I don’t like hiking.
This may come as a shock to those of you who remember the Sara of her early twenties. As a college kid at Ohio University, I used to skip class to drive to Hocking Hills and hike strenuous trails by myself. I couldn’t be stopped. So what happened over the past ten years?
Arguably, I have finally become over-saturated with the hiking experience. Maybe I did too much hiking as a kid, and now, I just don’t want to do it anymore. Or even worse (gulp): I have officially become a city girl.I might have done better if not for the camping and the utter disgust with my own stink. Jake has often asked about my family vacations from my youth, and he doesn’t understand why my family never camped. We stayed in hotels. I never had a for sure answer to our lack of camping either, but I do now.
First of all, nobody sleeps well when camping. It’s very hard to hike for six hours when you haven’t had a good night of sleep. My parents understood this, which was why we stayed in places with beds and running water.
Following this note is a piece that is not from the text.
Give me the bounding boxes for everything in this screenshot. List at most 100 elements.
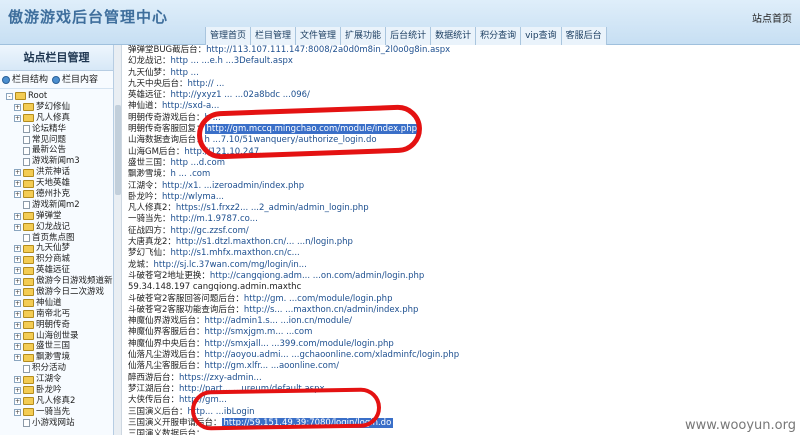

More importantly, after a long day of hiking, I want a shower, a beer, and ESPN. These are behaviors learned from my father, because after a long day of hiking, this is what he did on our family trips.
Don’t get me wrong: I had a fabulous time this past week with our friends. We hiked the Narrows, which is my favorite hike, like, ever, because the whole time, you’re walking through a river. Yet, by the time we were finally driving home on Tuesday night, I was so, so done. I was ready for a shower, my bed, my dogs, and yes, my computer. I missed feeling like a girl, so yesterday, my gal pal and me got mani/pedis and went to Ulta for new makeup. I wore perfume. I shaved my legs. I went out in high heels. I was a woman again.
I’m not embarrassed to admit it: I’m now a city girl. I love nature, but I’d rather see it from the porch of a furnished cabin as opposed to through the zipper of a stinky tent. And I’d rather be in a pretty dress at happy hour than on a hiking trail. Ten years ago, I never would have seen this coming, but I now must admit: I’ve become a princess.